La certeza de tener a alguien es la ilusión más peligrosa
del amor. Quien se confía y da por sentado un afecto, olvida que la lealtad no
es una condena, sino una elección que se renueva cada día.
Cuando te entregas por completo, no lo haces por debilidad ni
porque no tengas a dónde ir; lo haces por valentía. Pero confundir la paciencia
con sumisión es un error fatal. La decepción no siempre llega en forma de grito
o de traición evidente; a menudo es un goteo silencioso de ausencias y
prioridades desplazadas.
Nadie se vuelve invulnerable de la noche a la mañana, pero
el alma tiene un límite. El mismo amor propio que un día te enseñó a darlo todo
sin reservas, es el que termina recordándote que retirarse también es un acto
de dignidad.
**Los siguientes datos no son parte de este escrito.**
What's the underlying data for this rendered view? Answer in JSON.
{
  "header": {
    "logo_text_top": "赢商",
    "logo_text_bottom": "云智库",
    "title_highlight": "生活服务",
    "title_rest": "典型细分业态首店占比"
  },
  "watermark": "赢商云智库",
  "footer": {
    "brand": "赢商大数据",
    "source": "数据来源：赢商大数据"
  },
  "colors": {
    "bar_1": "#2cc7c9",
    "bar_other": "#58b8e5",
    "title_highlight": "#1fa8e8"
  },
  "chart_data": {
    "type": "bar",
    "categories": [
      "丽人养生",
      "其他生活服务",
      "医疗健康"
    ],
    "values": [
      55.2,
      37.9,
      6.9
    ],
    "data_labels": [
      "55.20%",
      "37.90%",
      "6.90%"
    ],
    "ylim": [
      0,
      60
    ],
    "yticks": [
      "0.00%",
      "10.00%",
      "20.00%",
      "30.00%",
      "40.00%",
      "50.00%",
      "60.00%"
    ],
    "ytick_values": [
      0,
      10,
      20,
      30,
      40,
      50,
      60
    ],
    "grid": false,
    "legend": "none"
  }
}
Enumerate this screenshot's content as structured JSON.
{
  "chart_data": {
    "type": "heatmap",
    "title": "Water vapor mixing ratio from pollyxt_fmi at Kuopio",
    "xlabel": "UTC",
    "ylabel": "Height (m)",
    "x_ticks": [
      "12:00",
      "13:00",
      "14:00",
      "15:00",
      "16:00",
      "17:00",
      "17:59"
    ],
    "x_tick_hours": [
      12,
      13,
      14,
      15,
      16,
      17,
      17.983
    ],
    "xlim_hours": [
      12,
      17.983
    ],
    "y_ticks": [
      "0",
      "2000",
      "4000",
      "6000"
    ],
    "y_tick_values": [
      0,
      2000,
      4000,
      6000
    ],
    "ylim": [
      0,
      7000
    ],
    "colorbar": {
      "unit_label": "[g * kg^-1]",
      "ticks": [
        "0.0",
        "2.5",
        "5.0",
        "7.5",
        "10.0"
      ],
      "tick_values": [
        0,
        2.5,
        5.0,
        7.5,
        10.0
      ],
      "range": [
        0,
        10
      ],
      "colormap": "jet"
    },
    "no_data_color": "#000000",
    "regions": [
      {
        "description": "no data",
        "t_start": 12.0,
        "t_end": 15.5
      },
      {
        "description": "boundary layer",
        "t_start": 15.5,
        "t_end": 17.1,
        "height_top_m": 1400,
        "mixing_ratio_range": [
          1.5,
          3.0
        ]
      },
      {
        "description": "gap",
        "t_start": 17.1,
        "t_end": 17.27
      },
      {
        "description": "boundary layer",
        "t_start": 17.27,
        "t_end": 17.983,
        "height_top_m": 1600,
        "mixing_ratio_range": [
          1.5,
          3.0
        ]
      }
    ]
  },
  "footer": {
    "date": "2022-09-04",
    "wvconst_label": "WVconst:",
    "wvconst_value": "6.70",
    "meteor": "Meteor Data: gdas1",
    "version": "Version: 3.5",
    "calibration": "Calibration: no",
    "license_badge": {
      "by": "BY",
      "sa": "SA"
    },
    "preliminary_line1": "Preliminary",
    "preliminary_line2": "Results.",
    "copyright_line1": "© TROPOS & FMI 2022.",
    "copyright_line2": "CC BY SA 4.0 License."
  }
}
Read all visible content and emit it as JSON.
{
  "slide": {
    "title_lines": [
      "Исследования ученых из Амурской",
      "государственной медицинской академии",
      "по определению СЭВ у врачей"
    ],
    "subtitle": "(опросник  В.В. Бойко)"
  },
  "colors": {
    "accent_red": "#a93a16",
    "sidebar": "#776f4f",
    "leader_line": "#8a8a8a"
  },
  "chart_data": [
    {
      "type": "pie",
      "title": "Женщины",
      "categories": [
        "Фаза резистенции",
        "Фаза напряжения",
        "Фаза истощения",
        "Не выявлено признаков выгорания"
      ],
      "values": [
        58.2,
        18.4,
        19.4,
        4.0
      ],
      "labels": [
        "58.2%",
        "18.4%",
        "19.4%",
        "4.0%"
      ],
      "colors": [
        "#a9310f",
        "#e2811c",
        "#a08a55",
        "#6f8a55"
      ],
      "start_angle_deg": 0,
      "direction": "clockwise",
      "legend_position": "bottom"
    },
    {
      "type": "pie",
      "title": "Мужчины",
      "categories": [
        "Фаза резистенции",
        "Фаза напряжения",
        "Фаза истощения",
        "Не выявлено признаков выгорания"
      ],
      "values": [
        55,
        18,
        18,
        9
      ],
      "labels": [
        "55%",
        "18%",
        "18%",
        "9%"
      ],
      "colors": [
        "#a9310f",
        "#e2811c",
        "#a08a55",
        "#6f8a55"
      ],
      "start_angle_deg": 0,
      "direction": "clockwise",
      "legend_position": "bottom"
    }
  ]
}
Quien no sabe cuidar lo que tiene seguro, termina aprendiendo a
valorar solo cuando lo pierde.
"El amor no se acaba cuando el otro se va, sino cuando
te das cuenta de que quedarte te cuesta a ti misma."
"No hay distancia más grande que la de dos personas
que están juntas, pero donde solo una está presente."
"Llegará el momento en que mi ausencia te enseñe lo
que mi presencia no pudo hacerte valorar."